Tickets: £10 General, £8 Concessions, £5 Asia House Arts Members
After the Great Wall, the Terracotta Army is the most well-known site in China today. Discovered purely by chance by local farmers in 1974, the 6,000 life-size figures are now regarded as the Eighth Wonder of the Ancient World.
Who exactly created this ancient army?
This is the subject of fierce debate. In October 2016, the new discoveries were the subject of a documentary, The Greatest Tomb on Earth, jointly made by the BBC and National Geographic.
In this documentary, it was hypothesized that the Terracotta Army was influenced in some ways by Ancient Greek sculptures. But a more compelling case was made by Senior Archaeologist, Dr Li Xiuzhen, who is also featured in the documentary.
Dr Li works at the Emperor Qin Shi Huang’s Mausoleum Site Museum, Lintong District, Xi‘an, Shaanxi Province and has been studying the Army on the ground for years. She argues that the Terracotta Army may have been inspired by ancient Greek sculptures and art. Indeed there are traces of cultural contacts between the East and West, even before the formal opening of the Silk Road.
But there is even more compelling evidence of a unique indigenous culture and unique ceramic techniques that played a crucial role in the Terracotta Army which resulted in the creation of the ceramic sculptures in a military formation that is unique in Chinese history and even in world history.
We are delighted to have Dr Li Xiuzhen give a talk on her findings at Asia House, which will reveal exactly what this culture was and how it is reflected in the Terracotta Army. This will be an incredibly informative and interesting talk, one that will take you into the heart of ancient China. Dr Li Xiuzhen is Honorary Senior Research Associate at UCL Institute of Archaeology. Dr Li has extensive experience in field archaeology, including the excavation and the survey of three pits within the Qin Terracotta Army site, as well as other sites in China and the UK.

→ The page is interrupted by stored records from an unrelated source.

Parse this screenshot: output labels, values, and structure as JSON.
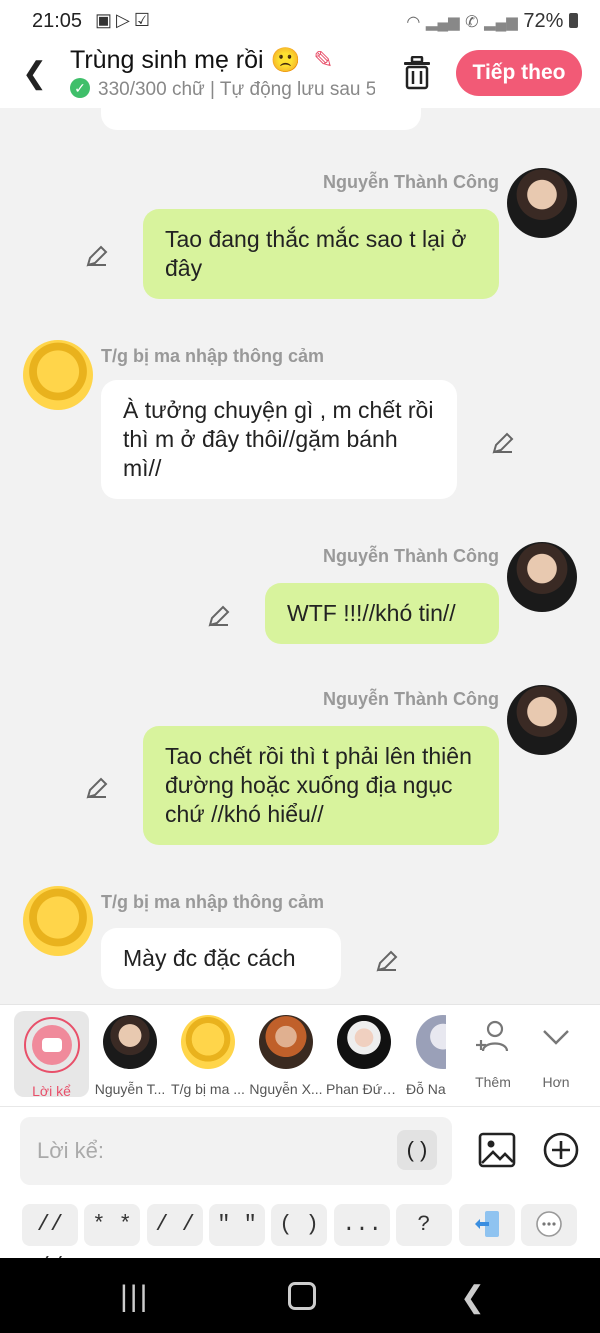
{
  "status_bar": {
    "time": "21:05",
    "left_icons": [
      "image-icon",
      "play-store-icon",
      "checkbox-icon"
    ],
    "right_icons": [
      "wifi-icon",
      "signal-icon",
      "call-signal-icon",
      "signal-icon"
    ],
    "battery": "72%"
  },
  "header": {
    "title": "Trùng sinh mẹ rồi",
    "title_emoji": "🙁",
    "subtitle": "330/300 chữ | Tự động lưu sau 5",
    "next_label": "Tiếp theo"
  },
  "chat": {
    "messages": [
      {
        "side": "right",
        "sender": "Nguyễn Thành Công",
        "text": "Tao đang thắc mắc sao t lại ở đây"
      },
      {
        "side": "left",
        "sender": "T/g bị ma nhập thông cảm",
        "text": "À tưởng chuyện gì , m chết rồi thì m ở đây thôi//gặm bánh mì//"
      },
      {
        "side": "right",
        "sender": "Nguyễn Thành Công",
        "text": "WTF !!!//khó tin//"
      },
      {
        "side": "right",
        "sender": "Nguyễn Thành Công",
        "text": "Tao chết rồi thì t phải lên thiên đường hoặc xuống địa ngục chứ //khó hiểu//"
      },
      {
        "side": "left",
        "sender": "T/g bị ma nhập thông cảm",
        "text": "Mày đc đặc cách"
      }
    ]
  },
  "characters": {
    "narrator_label": "Lời kể",
    "items": [
      {
        "label": "Nguyễn T..."
      },
      {
        "label": "T/g bị ma ..."
      },
      {
        "label": "Nguyễn X..."
      },
      {
        "label": "Phan Đức ..."
      },
      {
        "label": "Đỗ Na"
      }
    ],
    "add_label": "Thêm",
    "more_label": "Hơn"
  },
  "composer": {
    "placeholder": "Lời kể:",
    "paren_button": "( )"
  },
  "quick_chips": [
    "// //",
    "* *",
    "/ /",
    "\" \"",
    "( )",
    "...",
    "?"
  ],
  "colors": {
    "accent": "#f25a76",
    "my_bubble": "#d8f39d",
    "other_bubble": "#ffffff",
    "background": "#f2f2f2"
  }
}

As a curator, she organised several Terracotta Warriors’ exhibitions, including the First Emperor Exhibition at the British Museum. She currently works as a Senior Archaeologist in the Emperor Qin Shihuang’s Mausoleum Site Museum, leading archaeological excavations and international cooperative research projects. She also established the cooperative project between the Emperor Qin Shihuang’s Mausoleum Site Museum and UCL Institute of Archaeology in 2006, and the Imperial Logistics: The Making of the Terracotta Army is one of the important programmes of the project.
The Terracotta Army (Chinese: 兵马俑; literally: ‘Soldier-and-horse funerary statues’) is a collection of terracotta figures depicting the armies of Qin Shi Huang, the first Emperor of China. It is a form of funerary art buried with the Qin First Emperor (259-210 BCE) and whose purpose was to protect the emperor in his afterlife. The construction of the mausoleum was carried out shortly after he took the throne in 246 BCE. More than 700,000 labourers worked on the project, which was halted in 209 B.C. amid uprisings a year after Qin First Emperor’s death. Local farmers dug a well in the Lintong District, Xi’an, Shaanxi province, and found the 8,000 life-size clay figures in 1974 accidentally, less than a mile to the east of the tomb of the Qin First Emperor. The sculptures vary in their facial features and are positioned in lines according to their functions and ranks. The figures include infantry, cavalry, charioteers, archers and crossbowmen, equipped with bronze lethal weapons, such as swords, spears, lances, daggers, arrows and crossbow triggers in pristine condition. Other non-military clay figures were found in other pits, including figures of officials, acrobats and musicians, some caught in mid-performance, in stark contrast to the formal poses of the soldiers.